A new tech recruitment project scraped user data from GitHub and other similar websites and inadvertently leaked it online through a misconfigured MongoDB database.
Australian security expert Troy Hunt, the owner of the Have I Been Pwned service, was recently provided a 600 Mb MongoDB backup file containing data from a tech recruitment website called GeekedIn.
A closer analysis revealed that the file contained information on more than 8 million GitHub profiles, including names, email addresses, locations and other data. However, just over one million of the exposed email addresses are valid, while the rest are represented as “email@example.com” and are associated with GitHub accounts with no public email address. The MongoDB database also included thousands of accounts apparently taken from BitBucket.
GeekedIn, announced by its developer in June, is a service that crawls code hosting websites, such as GitHub and BitBucket, and creates profiles for open-source projects and developers. The goal of the service is to help recruiters find developers who match their needs and help developers “enrich their CV.”
The data harvested by GeekedIn is publicly available on GitHub and it does not include any sensitive data such as passwords. However, while GitHub does allow users to scrape public data from its website, it prohibits the use of scraped information for commercial purposes. GeekedIn was planning to ask recruiters and companies for hundreds of euros per month to use the harvested data.

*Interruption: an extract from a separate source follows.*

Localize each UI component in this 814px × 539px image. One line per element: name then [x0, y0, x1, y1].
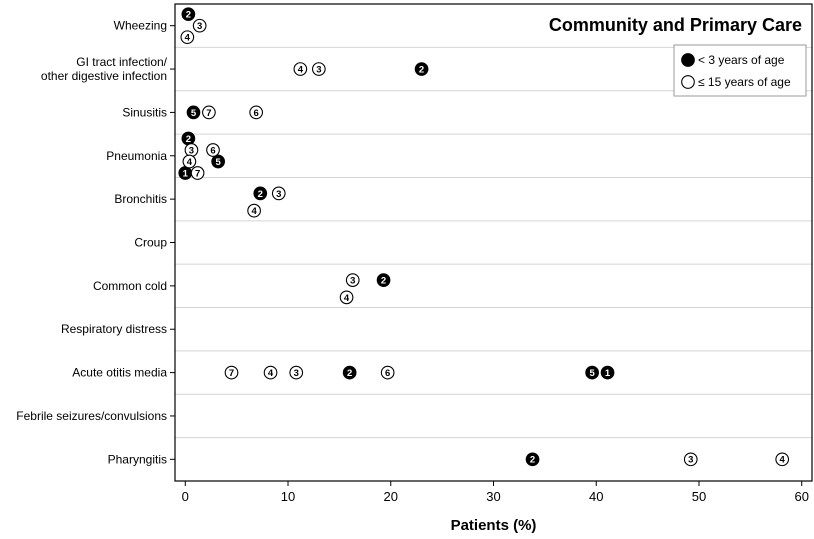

The second problem is that the data was stored in a MongoDB database that was not protected and could have been accessed by anyone. These types of incidents are increasingly common, with some organizations exposing the details of hundreds of millions of individuals due to misconfigured databases.
“As someone in the data breach myself, I don't want my data being sold this way,” Hunt said. “And again, yes, you can go and pull this data publicly on a per-individual basis but the constant response I got from close confidants I shared this information with is that ‘it just feels wrong’. And it is wrong, not just the scraping of GitHub in the first place in order to commercialise our information, but then subsequently losing it via a MongoDB with no password and now having it float around the web in data breach trading circles.”
After being notified by Hunt, GeekedIn developers promised to take measures to secure the data. They have also taken the website offline. Users affected by this incident can use the Have I Been Pwned service to find out exactly which of their information was leaked.